All are important points for any administration, especially a new one. Missing, however, was a hint as to how the president will address the looming retirement crisis.
Before the election, retirement industry participants wanted to know how Mr. Trump would approach current tax incentives for retirement savings and deferral limits for defined contribution plans, among other things, and how his administration would deal with the push for state-run retirement programs for private-sector employees without access to an employer-sponsored retirement plan.
Pensions & Investments' readers put the need to advance retirement security — expanding plan access and coverage, and protections for lifetime income — on their wish lists.
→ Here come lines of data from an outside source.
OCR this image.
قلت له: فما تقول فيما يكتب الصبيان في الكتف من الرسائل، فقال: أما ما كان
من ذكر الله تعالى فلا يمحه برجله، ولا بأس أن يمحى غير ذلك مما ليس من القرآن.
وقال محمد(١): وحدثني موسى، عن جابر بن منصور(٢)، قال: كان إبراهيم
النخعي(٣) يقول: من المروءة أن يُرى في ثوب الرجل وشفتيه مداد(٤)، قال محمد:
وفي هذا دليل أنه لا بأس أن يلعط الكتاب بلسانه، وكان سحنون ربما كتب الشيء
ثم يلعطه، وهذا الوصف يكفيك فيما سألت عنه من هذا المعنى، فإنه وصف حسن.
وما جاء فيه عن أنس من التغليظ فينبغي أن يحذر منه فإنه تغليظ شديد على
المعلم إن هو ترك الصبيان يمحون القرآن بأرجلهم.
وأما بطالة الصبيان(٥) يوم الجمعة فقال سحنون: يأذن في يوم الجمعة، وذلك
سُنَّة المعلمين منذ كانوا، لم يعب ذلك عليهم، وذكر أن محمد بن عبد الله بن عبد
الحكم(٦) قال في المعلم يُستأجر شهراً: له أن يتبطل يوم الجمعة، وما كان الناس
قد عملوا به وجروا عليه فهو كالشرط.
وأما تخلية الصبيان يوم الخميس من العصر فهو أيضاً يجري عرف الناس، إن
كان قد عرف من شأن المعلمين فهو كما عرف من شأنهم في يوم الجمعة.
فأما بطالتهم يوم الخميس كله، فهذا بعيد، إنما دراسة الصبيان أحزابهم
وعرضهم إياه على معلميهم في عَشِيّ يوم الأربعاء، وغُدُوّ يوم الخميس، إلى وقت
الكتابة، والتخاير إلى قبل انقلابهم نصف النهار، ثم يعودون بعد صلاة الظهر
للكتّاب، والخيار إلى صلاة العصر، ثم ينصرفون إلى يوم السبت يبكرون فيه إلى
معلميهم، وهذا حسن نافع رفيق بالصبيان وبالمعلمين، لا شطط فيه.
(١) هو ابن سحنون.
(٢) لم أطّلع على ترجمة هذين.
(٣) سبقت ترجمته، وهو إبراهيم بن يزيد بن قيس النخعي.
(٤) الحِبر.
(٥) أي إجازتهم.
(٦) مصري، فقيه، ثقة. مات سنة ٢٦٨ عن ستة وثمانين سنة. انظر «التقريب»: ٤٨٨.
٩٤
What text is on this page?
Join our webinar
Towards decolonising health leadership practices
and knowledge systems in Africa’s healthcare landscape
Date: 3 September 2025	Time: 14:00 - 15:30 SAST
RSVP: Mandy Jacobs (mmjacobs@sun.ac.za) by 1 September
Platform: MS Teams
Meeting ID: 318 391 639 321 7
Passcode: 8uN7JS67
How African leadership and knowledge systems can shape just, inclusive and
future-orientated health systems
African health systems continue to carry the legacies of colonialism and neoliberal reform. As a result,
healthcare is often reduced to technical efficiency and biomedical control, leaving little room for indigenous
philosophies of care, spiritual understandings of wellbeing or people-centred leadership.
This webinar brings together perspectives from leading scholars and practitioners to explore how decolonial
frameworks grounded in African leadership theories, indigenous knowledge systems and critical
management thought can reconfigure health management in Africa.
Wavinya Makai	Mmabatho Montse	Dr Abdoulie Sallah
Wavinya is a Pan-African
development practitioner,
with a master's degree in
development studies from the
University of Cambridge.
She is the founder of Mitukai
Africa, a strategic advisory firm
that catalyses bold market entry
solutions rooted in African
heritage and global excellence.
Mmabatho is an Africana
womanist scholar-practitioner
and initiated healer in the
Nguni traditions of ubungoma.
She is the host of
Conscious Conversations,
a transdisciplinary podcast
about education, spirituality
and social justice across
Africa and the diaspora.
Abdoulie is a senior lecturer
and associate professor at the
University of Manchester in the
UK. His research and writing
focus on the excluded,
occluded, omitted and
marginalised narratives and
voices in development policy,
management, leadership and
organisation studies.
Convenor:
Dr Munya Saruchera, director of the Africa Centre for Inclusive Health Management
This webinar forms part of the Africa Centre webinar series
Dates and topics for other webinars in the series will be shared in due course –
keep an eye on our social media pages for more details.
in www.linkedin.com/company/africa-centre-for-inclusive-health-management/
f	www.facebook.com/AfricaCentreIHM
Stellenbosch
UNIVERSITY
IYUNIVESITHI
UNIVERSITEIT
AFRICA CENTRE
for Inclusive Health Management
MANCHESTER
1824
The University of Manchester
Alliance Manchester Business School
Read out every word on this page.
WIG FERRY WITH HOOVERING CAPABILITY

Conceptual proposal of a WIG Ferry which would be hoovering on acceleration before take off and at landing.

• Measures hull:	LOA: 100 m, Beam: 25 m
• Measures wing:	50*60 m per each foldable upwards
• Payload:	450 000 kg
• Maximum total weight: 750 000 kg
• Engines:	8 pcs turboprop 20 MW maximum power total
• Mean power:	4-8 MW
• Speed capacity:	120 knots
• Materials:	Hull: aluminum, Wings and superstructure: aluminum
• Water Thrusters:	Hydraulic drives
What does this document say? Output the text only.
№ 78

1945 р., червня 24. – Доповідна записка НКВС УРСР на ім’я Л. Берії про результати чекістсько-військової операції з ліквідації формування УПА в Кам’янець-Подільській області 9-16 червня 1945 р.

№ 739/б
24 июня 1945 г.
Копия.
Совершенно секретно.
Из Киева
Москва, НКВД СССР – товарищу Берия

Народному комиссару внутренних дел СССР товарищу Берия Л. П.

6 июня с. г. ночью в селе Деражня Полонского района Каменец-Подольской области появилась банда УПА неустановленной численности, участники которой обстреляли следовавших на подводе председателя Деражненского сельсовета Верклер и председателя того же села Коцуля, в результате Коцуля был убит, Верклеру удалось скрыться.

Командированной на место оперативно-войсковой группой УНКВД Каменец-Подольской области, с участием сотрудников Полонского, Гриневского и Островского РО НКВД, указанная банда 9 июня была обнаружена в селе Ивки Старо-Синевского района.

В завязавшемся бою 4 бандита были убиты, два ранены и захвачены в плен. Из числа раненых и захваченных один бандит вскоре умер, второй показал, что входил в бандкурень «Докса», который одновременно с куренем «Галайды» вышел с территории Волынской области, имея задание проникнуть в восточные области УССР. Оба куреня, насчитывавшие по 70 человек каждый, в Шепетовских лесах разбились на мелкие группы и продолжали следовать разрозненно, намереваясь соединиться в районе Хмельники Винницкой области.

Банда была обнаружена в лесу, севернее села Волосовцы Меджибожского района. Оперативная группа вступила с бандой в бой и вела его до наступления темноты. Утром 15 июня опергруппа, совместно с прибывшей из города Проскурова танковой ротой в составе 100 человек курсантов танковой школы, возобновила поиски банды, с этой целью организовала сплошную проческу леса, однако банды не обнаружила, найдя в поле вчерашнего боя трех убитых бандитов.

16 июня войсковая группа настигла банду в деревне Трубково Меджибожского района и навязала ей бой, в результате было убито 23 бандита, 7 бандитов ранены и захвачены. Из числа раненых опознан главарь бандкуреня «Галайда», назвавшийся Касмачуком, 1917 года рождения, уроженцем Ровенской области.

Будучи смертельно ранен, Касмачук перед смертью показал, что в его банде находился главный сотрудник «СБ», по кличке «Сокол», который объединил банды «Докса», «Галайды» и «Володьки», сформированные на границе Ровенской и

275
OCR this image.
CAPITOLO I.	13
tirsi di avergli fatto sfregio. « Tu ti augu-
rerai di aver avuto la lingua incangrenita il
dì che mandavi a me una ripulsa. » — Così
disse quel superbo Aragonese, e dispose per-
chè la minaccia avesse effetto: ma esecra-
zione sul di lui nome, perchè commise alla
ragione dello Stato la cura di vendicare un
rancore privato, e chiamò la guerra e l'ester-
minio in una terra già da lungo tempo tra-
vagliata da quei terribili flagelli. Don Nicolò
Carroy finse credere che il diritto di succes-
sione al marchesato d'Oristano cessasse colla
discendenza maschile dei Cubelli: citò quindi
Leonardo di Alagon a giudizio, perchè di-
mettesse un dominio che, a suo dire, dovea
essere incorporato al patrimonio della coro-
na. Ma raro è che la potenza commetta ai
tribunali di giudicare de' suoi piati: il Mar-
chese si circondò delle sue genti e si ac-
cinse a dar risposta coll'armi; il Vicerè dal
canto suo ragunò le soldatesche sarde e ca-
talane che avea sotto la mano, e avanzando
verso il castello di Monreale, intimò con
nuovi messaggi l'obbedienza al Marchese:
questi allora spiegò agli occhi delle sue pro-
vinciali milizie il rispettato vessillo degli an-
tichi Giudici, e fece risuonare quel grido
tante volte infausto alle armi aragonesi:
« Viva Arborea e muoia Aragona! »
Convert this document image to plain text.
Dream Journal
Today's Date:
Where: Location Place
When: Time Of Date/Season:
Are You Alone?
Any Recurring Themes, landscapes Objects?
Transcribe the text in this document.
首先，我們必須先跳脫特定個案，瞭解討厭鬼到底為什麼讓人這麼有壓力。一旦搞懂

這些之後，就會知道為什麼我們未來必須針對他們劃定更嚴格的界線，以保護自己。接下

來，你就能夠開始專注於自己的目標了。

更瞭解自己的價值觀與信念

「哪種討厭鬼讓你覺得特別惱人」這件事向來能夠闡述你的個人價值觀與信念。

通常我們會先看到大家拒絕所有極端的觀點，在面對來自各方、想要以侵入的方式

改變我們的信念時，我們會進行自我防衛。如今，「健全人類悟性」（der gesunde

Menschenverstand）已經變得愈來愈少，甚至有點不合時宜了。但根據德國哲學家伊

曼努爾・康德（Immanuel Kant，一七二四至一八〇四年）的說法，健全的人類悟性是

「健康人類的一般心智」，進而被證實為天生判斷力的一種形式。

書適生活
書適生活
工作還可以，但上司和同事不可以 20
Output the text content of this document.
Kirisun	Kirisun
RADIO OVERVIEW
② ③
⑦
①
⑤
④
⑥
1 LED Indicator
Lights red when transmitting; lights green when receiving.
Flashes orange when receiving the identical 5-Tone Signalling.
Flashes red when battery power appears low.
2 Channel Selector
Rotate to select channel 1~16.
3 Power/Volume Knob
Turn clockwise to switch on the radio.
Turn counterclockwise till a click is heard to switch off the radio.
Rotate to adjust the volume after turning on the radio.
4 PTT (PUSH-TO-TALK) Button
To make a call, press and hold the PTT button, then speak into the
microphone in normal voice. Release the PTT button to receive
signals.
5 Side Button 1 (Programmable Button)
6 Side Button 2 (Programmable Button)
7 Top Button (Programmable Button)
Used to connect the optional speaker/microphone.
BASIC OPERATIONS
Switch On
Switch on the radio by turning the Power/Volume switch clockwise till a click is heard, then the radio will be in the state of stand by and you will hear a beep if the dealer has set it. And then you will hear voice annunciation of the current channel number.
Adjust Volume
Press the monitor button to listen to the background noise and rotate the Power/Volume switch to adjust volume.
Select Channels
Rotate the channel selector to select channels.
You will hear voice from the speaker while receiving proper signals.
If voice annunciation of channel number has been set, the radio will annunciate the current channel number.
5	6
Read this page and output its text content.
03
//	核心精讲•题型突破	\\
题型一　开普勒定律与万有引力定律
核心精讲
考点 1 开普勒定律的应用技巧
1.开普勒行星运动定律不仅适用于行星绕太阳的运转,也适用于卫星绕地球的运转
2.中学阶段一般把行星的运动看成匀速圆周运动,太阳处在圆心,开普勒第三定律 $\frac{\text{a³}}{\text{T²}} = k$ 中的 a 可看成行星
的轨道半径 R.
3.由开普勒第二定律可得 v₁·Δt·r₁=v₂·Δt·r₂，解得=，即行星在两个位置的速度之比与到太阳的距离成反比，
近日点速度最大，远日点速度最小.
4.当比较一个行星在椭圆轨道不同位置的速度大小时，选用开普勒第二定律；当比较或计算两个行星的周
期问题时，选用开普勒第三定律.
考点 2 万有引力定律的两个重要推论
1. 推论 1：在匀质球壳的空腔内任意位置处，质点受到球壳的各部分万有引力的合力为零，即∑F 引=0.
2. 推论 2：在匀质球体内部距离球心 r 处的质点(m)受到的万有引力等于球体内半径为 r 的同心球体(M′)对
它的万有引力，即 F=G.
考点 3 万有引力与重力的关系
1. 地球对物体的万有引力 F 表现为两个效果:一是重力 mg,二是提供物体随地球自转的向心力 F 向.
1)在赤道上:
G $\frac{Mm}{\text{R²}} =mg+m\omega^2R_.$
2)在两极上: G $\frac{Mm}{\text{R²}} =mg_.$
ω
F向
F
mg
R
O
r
But their wish for improved access hit a roadblock last month, when the House of Representatives approved two resolutions that blocked Department of Labor safe-harbor rules allowing states and cities to set up private-sector retirement savings programs. In lieu of an agreement from Congress on a national, unified approach, more than 30 states have considered “Secure Choice” state legislation to create programs for private-sector employees. Programs in Washington and Oregon are expected to launch this year.
The president, in his first days in office, signed executive orders for departments and agencies to take hard looks at existing regulations, requiring them to eliminate two for every one implemented. In his speech, Mr. Trump reaffirmed his campaign promises of corporate and individual tax reform, despite providing few specifics on how the changes will be accomplished.
Addressing both regulation and taxes are key steps to reinvigorating business and, ultimately, the economy.
But long-term income security of the nation's rapidly aging population also is a key economic factor. Mr. Trump is expected to hold to his campaign pledge to preserve Social Security, but made no mention of it in his speech.
Still to be addressed are what P&I's readers sought: an indication of his policies on the needs for easier and broader access to retirement plans as well as lifetime income. We hope some of these concerns are addressed in Mr. Trump's budget proposal, expected to be released this week.
We're not alone in wanting to hear some specifics.